02 December 2015
Keeping it simple, China's captain makes history
Huang Zhou leads the batting charts - she has top scored for her team in all three games and soaked in the pressure admirably while rallying the team
On what the juniors in the team can take away from her success, Zhou said she wants them to learn how to deal with pressure and how to be in a team.
China Women defeated the Netherlands Women by five wickets, chasing down the stiff total of 101 for 6 with eight balls to spare, in their final Group B clash at the Asian Institute of Technology ground.
Two days before in its previous game, it had given eventual group leader Ireland a scare by reducing it to 34 for 4 by the tenth over, before the European team came back strongly to win by 28 runs.
Leading the charge has been the team's charismatic captain, Huang Zhou.
Zhou, 30, has rallied her team behind her, admirably soaking in the pressure of playing at this level. After the 12 games of the group stage, she leads the batting charts with 103 runs. Coming in at No. 4, she has been her team's top scorer in all three games, remaining unbeaten on 24, 39 and 40. Against Ireland, she made 51% of the team's runs, while hitting one of only three sixes in the tournament so far.

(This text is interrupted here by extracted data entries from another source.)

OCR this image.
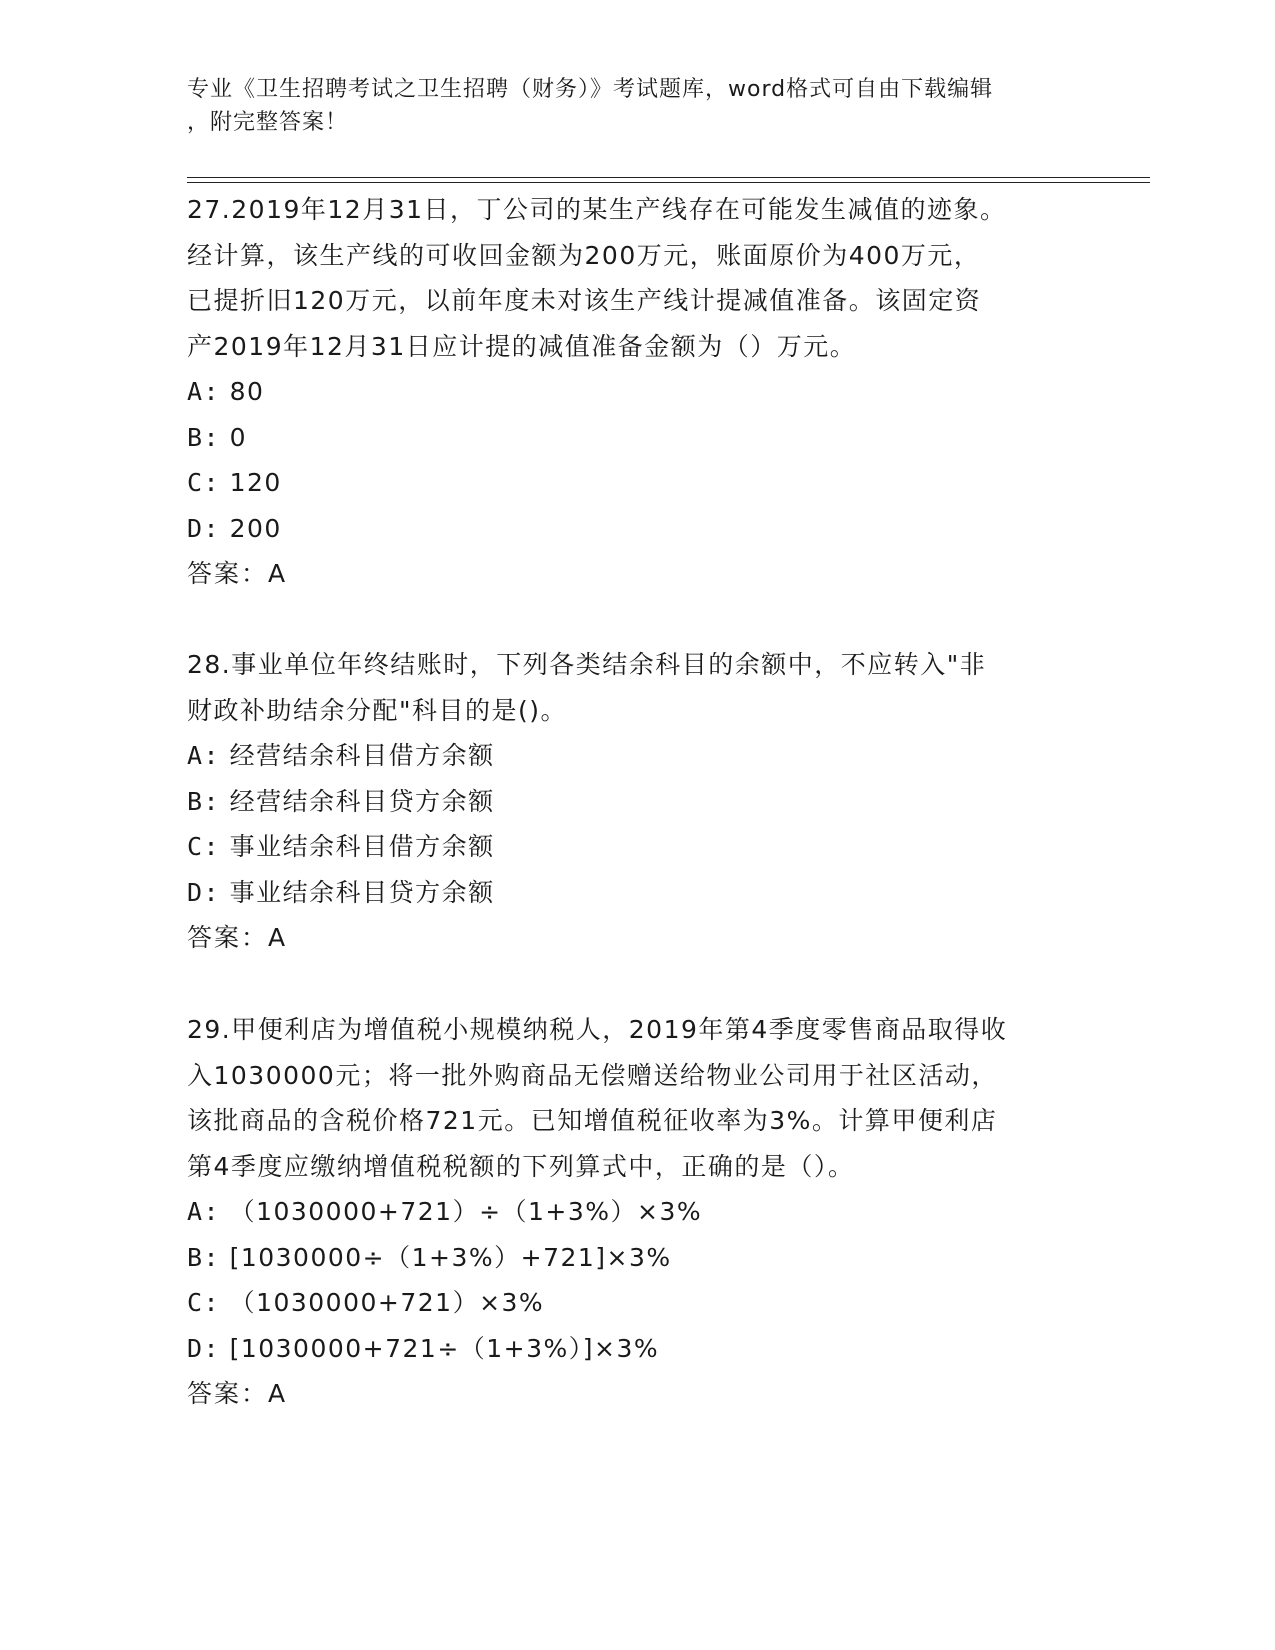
专业《卫生招聘考试之卫生招聘（财务）》考试题库，word格式可自由下载编辑
，附完整答案！
27.2019年12月31日，丁公司的某生产线存在可能发生减值的迹象。
经计算，该生产线的可收回金额为200万元，账面原价为400万元，
已提折旧120万元，以前年度未对该生产线计提减值准备。该固定资
产2019年12月31日应计提的减值准备金额为（）万元。
A: 80
B: 0
C: 120
D: 200
答案：A
28.事业单位年终结账时，下列各类结余科目的余额中，不应转入"非
财政补助结余分配"科目的是()。
A: 经营结余科目借方余额
B: 经营结余科目贷方余额
C: 事业结余科目借方余额
D: 事业结余科目贷方余额
答案：A
29.甲便利店为增值税小规模纳税人，2019年第4季度零售商品取得收
入1030000元；将一批外购商品无偿赠送给物业公司用于社区活动，
该批商品的含税价格721元。已知增值税征收率为3%。计算甲便利店
第4季度应缴纳增值税税额的下列算式中，正确的是（）。
A: （1030000+721）÷（1+3%）×3%
B: [1030000÷（1+3%）+721]×3%
C: （1030000+721）×3%
D: [1030000+721÷（1+3%）]×3%
答案：A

Her philosophy is remarkably simple: “Every match, we have to enjoy it. So today, we enjoyed.”
The approach is evident among the Chinese women. They are disciplined in training, but spirited on the field and enthusiastic in their encouragement from the sidelines. The team spirit is strong.
Lest anyone think Zhou has been a lone fighter for her team, Song, Zhao Ning and Yudian have made vital contributions with the bat, while Liu Jie has been most effective with the ball.
“I want them to learn how to deal with pressure, how to be in a team,” says Zhou with her ready smile, of what the junior members in her team can take away from her recent success.
The chase against the Netherlands was a demonstration of that. With China reduced to 6 for 3 by the third over, Zhou gradually transferred the pressure onto the bowlers, taking quick singles and rotating the strike even as Fengfeng Song (21) and Chai Yudian (15 not out) grew in confidence and stuck around to offer vital support.
“I just took 'one ball one run'. It's very simple,” she says of her approach. “Because if I think too much, maybe I cannot bat. But if I think 'one ball one run', it's fine.
“Everytime, [our coach] is talking [about] a very simple thing: He's just saying, 'one ball one run'. So after 20 overs, you have 120 runs. Which team can beat us then?”
“I've been working in China for the last eight years and I've seen them growing. This is one of the milestones they've crossed, that they started believing in themselves, that they can beat better teams. This win will give them a boost and confidence for the future,” says Mohammad Aminul Islam, ICC Development Officer for Asia and Bangladesh's first Test centurion.
Zhou herself, whom Aminul describes as “dedicated, polite and hard-working”, says she “met cricket” in 2006. “I think it is very fun. Because the game is like a big family. The players support each other. And we have a lot of fun.”
A PE teacher and cricket coach when she's not representing her country, she hopes to share her love for the game with the students. For now though, while China may not have qualified for the semi-finals to decide the two teams who will make it to the main event in India, there's still a lot to play for in the Shield semi-final.
“In China there is no ground like this one (in Bangkok). So everytime we play, we cherish it. So we have to enjoy the game. If we lost the match, then we lost. But we have to push ourselves,” says Zhou.
“If we can do our best, then results will come very soon. We have to do our best.”